The eagle was a beautiful, huge creature, majestic and powerful, as long as my arm. It had light brown wings, a black tail, a golden crown and nape, great curved talons, and piercing orange-brown eyes. This bird of prey was much treasured by hunters. Any man who could bring one back alive would be rewarded.
But this eagle was not alive. Its body was warm, but its heart had stopped. My arrow had broken its wing. The fall had broken its neck.
I rocked back on my heels, in shock. It was too handsome to die from my arrow. I caressed its golden feathers, sorry I had taken its life. I struggled to control my tears.
Marco's smile had faded.
Quickly, I pulled out my dagger and began digging a hole to bury the eagle.
"It is forbidden," I explained. I flailed as I dug. Once, I had seen the head of a decapitated man who had flouted the Khan's hunting rules. Now I had violated not only the law but also the hunter's ethics, killing a fine bird for no reason other than my own pride.
Marco gingerly touched the bird's still-warm chest. He stroked the wing and carefully plucked out one of the longest, most golden of its tail feathers.
I, too, could not help admiring the glorious creature. Even its legs were covered with feathers. I had ended the life of this magnificent bird. Why had I needed to prove my strength to this man?
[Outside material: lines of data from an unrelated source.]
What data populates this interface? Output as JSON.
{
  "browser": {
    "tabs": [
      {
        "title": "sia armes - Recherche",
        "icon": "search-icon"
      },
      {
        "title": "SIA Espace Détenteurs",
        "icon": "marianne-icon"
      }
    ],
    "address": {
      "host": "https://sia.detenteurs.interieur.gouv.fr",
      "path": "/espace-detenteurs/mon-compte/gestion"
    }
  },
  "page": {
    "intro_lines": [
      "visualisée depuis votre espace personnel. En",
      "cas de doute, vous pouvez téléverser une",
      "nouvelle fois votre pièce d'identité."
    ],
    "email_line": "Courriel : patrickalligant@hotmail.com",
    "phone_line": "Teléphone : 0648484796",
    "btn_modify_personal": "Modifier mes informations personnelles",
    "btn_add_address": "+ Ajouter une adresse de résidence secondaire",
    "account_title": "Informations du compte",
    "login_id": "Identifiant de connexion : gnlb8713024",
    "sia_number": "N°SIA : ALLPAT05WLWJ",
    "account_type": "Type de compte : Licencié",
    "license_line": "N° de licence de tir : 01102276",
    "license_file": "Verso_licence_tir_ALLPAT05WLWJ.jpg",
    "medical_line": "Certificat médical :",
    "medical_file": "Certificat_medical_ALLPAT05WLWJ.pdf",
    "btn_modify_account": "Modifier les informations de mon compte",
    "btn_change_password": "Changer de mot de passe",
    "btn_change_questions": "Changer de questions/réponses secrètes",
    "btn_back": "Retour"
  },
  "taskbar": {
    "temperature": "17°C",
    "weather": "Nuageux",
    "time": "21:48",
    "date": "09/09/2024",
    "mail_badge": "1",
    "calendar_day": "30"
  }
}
Why should I care what he thought of me?
Gently, I placed the eagle into the hole and covered it with dirt. When I finished, I realized that Marco was standing over me, holding the long golden feather.
My hands in the dirt-Mongols don't dig in the dirt-I caught his eye. Perhaps now he would fear and respect me. But he knew about something that he could use against me. Perhaps he would blackmail me. He knew where I had buried the eagle, and he had a feather to prove it. Fear flooded me.
I stood and looked him in the eyes, as threatening as I could be. "Tell no one."
He silently nodded.
As I turned to head toward the horses, Marco Polo lightly touched the back of my shoulder. His fingers sent a startling sensation through my body. I jumped.
He pulled back, aware of his mistake. In his hand, offered to me, was the eagle's splendid feather.
Eyes focused on his, I closed my fingers over the feather, nodding my grat.i.tude. His eyes, somber, sealed our secret pact. I hid the feather inside the front of my del del.
We mounted our horses and rode back down the hill in silence. That spot on my shoulder tingled.
When we reached the valley and returned to the tethers, I told him I would show him the gardens the next day-in the afternoon.
He bowed his head slightly. "I would be honored."